Jadi, sekali lagi, Hidup itu harus berhati – hati . Saya juga pernah mendengar petuah yang ntah itu Hadist atau apa saya lupa, intinya, “seuatu yang hukumnya wajib, maka jalan menuju wajib akan menjadi wajib juga”. Mungkin ini konteksnya dalam belajar ilmu Wajib seperti Ilmu  Baca Qur’an dll. Tapi jika di apliksikan dalam kehidupan, mungkin akan menjadi lebih baik untuk bahan renungan kita agar lebih hati-hati. Jadi, menurut hasil riset pribadi saya jika kita tidak mau dibicarakan kejelekannya, maka menjauhi hal –hal yang buruk hukumnya menjadi wajib. Dan jika ingin dinilai bagus, baik dsb, maka menjadi orang yang baik hukumnya menjadi wajib juga berusaha melakukan yang terbaik. Dan agar kita tidak dibicarakan sama orang lain, maka wajib kita menjauhi pekerjaan buruk. Jalan menuju suatu perbuatan itu yang wajib kita perhatikan. Bukankah kita ketika mau pergi ke surabaya jika dari madura, kita terlebih dahulu wajib tahu jalan menuju Suramadu atau ke pelabuhan kamal? Baru kita Bisa tau dimana itu surabaya.

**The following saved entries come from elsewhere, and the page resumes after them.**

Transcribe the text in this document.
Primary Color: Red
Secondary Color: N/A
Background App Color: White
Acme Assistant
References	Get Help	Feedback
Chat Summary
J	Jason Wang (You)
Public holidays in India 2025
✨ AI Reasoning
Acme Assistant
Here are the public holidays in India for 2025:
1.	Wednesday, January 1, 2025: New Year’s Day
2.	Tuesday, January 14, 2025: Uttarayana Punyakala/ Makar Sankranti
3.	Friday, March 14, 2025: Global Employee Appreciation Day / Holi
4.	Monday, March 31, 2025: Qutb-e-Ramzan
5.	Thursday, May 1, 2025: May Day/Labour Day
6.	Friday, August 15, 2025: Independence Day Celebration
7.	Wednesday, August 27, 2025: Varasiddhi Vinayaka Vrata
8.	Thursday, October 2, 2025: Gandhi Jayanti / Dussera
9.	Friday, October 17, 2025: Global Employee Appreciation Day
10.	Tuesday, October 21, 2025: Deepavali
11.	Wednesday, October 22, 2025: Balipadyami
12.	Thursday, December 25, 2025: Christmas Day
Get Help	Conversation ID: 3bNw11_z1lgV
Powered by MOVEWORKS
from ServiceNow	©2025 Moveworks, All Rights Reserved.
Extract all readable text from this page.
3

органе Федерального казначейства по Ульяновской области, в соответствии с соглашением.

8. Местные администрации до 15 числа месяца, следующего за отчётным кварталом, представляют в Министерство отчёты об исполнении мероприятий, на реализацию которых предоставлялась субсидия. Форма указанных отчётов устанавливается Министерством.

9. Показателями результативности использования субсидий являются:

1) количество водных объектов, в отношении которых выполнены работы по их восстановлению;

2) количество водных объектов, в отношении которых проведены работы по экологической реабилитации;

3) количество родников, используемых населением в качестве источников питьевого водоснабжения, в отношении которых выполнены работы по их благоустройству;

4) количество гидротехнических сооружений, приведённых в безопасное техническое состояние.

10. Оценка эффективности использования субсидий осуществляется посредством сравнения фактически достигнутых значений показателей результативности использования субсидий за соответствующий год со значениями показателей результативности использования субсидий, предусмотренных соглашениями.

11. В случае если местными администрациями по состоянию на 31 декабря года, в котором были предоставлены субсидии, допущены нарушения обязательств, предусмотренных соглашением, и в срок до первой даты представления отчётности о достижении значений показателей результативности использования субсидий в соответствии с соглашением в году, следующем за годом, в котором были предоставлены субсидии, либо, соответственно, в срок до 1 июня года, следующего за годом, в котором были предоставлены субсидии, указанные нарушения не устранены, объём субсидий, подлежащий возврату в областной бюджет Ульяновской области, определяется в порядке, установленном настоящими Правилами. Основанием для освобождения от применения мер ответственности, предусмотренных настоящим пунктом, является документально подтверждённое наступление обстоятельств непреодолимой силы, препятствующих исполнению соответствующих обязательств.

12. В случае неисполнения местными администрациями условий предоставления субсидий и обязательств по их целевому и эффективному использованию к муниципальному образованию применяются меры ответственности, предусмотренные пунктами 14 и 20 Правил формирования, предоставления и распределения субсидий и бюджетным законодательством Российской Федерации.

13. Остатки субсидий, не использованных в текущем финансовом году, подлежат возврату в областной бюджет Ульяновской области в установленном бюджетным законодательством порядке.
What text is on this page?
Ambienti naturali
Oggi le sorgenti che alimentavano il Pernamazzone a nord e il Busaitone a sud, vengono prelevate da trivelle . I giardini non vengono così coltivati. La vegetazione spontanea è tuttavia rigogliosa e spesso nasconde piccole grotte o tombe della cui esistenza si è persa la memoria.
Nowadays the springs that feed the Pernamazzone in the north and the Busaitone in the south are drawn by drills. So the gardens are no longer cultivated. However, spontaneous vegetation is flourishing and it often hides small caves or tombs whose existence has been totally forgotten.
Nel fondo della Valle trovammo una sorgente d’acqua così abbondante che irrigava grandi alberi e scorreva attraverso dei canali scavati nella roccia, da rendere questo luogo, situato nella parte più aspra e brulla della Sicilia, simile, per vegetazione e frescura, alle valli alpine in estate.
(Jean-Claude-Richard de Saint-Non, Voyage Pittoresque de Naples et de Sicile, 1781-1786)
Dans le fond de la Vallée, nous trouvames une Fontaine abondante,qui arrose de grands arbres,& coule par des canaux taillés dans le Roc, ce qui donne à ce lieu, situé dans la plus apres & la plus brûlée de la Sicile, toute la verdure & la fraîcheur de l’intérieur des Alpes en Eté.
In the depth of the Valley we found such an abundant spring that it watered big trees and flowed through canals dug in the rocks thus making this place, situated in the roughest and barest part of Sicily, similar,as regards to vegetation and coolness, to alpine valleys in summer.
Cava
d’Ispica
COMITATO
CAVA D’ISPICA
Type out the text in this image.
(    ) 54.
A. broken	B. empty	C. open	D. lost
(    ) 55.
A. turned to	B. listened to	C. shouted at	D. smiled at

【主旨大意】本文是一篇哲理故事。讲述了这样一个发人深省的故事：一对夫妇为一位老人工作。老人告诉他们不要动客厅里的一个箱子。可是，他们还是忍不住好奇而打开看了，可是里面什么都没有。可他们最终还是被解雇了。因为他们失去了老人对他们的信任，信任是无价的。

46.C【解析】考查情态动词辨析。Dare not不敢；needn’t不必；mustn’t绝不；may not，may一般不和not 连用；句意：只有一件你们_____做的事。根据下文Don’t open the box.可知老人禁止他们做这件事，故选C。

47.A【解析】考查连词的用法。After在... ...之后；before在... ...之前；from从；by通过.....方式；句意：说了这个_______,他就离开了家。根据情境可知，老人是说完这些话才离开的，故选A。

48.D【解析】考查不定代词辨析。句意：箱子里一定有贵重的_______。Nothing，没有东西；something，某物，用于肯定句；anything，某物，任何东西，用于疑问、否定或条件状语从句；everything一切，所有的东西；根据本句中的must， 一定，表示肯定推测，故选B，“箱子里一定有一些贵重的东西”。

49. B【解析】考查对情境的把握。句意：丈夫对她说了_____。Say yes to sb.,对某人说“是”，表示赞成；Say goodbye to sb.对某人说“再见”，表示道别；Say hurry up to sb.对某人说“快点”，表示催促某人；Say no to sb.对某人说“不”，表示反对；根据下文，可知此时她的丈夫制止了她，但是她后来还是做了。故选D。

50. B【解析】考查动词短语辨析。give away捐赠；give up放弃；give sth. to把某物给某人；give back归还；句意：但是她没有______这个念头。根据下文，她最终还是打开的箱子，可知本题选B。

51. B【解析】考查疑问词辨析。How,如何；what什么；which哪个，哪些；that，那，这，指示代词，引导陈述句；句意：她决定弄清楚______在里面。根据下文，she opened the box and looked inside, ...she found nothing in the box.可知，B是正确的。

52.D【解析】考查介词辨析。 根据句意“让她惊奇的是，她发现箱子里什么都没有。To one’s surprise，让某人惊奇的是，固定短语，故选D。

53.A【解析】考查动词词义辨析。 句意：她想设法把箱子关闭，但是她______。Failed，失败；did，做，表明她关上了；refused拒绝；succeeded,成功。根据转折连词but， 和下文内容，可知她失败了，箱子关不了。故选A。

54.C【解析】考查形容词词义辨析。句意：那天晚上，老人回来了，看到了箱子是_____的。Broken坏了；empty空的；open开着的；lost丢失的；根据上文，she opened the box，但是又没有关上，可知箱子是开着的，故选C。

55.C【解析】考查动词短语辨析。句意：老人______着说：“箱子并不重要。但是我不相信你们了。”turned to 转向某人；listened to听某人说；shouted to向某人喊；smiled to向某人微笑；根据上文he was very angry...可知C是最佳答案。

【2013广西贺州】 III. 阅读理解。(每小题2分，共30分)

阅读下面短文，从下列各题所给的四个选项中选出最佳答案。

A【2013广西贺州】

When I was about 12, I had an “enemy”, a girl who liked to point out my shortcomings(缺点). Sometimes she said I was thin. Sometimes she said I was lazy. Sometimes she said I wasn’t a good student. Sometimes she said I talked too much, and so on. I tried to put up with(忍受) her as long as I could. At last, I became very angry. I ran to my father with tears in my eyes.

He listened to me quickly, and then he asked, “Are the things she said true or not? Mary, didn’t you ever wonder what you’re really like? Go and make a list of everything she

Tulisan ini saya saya tulis malam ini, karena mendapat pinjaman Netbook milik teman. Dari pada di diemin atau melakukan hal yang gak jelas, saya pikir menulisa begini adalah sesuatu yang lebih positif, meskipun tulisan ini sepertinya ‘tak layak dibaca umum’. Namun, harapan saya, Semoga saja ini menjadi ‘tamparan’ positif untuk saya bagaimana kedepan agar menjadi lebih baik.